In the 1950s each embassy had its own “Bureau of Investigation and Research”, which dealt with intelligence gathering. One fact became clear over the years: the Diaochabu did not have the rigid structure of the Soviet KGB; its jurisdiction fluctuated, as much for those with posts in the service—such as agent recruiters and case officers (gongzuo dandang guan)—as for its coordinators, who were subordinate to the central directorate of the CCP.

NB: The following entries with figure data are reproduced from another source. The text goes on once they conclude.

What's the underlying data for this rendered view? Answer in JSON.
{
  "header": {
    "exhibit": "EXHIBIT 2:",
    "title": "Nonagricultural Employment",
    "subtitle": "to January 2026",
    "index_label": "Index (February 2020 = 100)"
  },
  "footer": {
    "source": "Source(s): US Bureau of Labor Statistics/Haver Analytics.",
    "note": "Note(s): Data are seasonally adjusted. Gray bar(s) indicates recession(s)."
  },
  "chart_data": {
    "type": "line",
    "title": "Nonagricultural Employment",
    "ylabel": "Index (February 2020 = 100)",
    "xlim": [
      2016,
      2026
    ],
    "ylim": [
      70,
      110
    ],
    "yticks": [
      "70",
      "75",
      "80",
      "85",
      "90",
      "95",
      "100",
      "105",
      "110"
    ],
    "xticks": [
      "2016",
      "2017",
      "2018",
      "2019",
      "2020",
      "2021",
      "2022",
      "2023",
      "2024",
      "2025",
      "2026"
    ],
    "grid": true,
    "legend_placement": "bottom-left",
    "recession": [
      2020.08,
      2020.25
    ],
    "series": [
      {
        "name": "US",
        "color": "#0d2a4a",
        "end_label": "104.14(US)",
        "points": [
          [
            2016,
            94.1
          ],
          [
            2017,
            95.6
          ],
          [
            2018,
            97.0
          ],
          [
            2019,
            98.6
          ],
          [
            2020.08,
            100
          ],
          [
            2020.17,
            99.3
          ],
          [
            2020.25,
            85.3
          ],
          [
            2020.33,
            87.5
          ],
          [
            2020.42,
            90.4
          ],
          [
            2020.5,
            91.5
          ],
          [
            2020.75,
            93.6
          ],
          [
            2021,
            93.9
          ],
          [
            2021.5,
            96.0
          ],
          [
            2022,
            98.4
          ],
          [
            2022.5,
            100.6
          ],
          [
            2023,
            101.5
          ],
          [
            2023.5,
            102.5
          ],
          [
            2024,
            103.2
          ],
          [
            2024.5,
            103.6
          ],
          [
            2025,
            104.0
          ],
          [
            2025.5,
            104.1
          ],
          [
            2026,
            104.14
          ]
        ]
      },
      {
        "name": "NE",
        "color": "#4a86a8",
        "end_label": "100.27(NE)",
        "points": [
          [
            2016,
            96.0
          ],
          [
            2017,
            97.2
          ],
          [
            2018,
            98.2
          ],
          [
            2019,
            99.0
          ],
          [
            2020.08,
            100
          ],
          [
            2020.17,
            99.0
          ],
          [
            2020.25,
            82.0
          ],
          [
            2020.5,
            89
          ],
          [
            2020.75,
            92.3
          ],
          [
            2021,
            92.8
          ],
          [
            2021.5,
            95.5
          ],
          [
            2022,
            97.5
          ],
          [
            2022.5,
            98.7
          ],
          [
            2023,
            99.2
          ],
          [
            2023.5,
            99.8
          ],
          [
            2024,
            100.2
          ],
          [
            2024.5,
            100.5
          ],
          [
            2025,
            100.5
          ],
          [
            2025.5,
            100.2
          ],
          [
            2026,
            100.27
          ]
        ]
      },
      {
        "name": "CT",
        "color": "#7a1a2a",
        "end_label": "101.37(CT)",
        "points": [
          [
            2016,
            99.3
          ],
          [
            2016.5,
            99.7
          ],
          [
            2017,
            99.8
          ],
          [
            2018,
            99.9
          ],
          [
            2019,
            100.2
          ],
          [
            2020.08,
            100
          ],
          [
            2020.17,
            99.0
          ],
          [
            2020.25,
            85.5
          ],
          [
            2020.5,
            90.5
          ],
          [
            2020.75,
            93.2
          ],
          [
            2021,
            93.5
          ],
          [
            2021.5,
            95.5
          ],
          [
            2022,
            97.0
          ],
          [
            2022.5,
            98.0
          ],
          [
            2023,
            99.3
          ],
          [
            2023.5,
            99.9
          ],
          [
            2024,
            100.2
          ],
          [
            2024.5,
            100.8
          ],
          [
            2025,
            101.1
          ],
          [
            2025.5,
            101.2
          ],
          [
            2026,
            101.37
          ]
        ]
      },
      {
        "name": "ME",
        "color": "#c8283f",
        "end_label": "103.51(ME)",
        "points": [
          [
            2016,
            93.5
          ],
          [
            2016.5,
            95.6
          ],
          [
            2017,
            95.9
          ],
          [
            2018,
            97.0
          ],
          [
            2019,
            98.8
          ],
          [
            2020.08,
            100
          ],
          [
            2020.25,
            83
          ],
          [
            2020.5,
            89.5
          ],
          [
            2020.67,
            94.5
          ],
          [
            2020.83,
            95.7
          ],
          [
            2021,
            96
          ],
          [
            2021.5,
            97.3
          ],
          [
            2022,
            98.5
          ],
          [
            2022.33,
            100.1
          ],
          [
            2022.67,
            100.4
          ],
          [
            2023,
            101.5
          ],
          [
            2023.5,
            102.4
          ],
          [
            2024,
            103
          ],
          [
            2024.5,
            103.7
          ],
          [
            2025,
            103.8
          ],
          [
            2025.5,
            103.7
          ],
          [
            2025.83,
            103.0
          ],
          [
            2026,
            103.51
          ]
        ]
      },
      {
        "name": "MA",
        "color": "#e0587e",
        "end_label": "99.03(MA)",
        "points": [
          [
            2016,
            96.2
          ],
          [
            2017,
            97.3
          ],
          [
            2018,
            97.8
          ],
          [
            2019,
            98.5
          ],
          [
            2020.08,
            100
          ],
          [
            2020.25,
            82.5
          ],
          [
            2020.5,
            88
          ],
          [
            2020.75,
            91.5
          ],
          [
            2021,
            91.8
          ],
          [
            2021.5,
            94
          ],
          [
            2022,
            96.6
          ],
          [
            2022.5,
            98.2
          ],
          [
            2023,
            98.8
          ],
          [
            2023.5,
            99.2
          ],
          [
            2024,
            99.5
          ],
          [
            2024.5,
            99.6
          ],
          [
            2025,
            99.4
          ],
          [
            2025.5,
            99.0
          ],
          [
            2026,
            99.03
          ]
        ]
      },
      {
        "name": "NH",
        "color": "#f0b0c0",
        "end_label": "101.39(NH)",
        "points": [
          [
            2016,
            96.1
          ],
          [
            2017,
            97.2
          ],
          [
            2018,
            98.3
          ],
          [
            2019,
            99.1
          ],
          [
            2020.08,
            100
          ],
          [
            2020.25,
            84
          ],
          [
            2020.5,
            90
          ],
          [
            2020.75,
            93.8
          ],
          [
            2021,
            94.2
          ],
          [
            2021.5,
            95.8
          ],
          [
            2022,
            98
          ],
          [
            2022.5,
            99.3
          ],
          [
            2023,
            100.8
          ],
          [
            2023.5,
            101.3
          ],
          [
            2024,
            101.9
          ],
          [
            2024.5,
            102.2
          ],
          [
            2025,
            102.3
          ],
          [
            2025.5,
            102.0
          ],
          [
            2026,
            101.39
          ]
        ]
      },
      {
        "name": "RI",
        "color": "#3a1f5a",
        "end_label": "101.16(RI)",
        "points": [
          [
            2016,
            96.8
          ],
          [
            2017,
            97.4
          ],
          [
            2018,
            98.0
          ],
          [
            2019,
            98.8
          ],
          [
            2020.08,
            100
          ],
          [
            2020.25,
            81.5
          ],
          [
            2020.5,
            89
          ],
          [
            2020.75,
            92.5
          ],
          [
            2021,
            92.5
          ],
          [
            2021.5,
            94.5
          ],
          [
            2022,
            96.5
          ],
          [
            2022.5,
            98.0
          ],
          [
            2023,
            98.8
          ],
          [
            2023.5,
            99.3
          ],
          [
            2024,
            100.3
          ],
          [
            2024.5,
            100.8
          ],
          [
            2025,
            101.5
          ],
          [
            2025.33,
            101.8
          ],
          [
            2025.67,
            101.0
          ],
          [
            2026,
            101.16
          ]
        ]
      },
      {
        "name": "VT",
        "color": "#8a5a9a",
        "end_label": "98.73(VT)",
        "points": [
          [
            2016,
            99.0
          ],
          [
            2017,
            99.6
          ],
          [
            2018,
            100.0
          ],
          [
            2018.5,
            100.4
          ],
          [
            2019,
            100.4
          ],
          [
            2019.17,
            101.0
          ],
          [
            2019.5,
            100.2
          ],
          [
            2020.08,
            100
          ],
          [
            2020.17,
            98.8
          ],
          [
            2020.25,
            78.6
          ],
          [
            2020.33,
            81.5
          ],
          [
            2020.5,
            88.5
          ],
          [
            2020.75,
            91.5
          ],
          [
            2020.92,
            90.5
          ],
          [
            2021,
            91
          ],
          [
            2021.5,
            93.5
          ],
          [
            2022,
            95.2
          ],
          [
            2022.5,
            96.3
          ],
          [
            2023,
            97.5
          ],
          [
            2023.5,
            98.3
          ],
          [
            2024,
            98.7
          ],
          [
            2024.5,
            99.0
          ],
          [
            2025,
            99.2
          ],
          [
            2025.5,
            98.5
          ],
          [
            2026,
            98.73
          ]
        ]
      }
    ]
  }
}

Intelligence was collected and examined by the CCP’s 8th Bureau, a vast centre of analysis that in 1965, on the eve of the Cultural Revolution, signalled a change in direction towards the outside world, altering its name to the China Institute for Contemporary International Relations (CICIR). This institute was set up almost at the same time as the Foreign Affairs College, which was responsible for the training of secret agents. The simultaneous establishment of these two institutions was obviously backed by Zhou Enlai, who was now at the helm of China’s international and diplomatic policy-making.

On 9  February 1962, after a thirty-year career in special affairs and intelligence, Li Kenong died in Beijing from the consequences of the brain damage he had suffered after a fall three years earlier. He had been seriously ill for quite some time. When his close associate Chen Geng, former head of the Teke in Shanghai, had died in March 1961, Li had been unable to travel to the funeral, although his name was on the Funeral Committee list. Officially, Li retained his position as deputy army chief of staff, in charge of overseeing military intelligence alongside the head of Diaochabu. However, in reality, the Diaochabu had now for some time been run by cadres from the Yan’an period: Kong Yuan, former secretary of Kang Sheng in Shanghai and a close associate of Zhou Enlai, assisted by Zou Dapeng and Luo Qingchang. In the gathering storm of the Cultural Revolution, the Chinese secret services were about to experience new and terrifying levels of turmoil.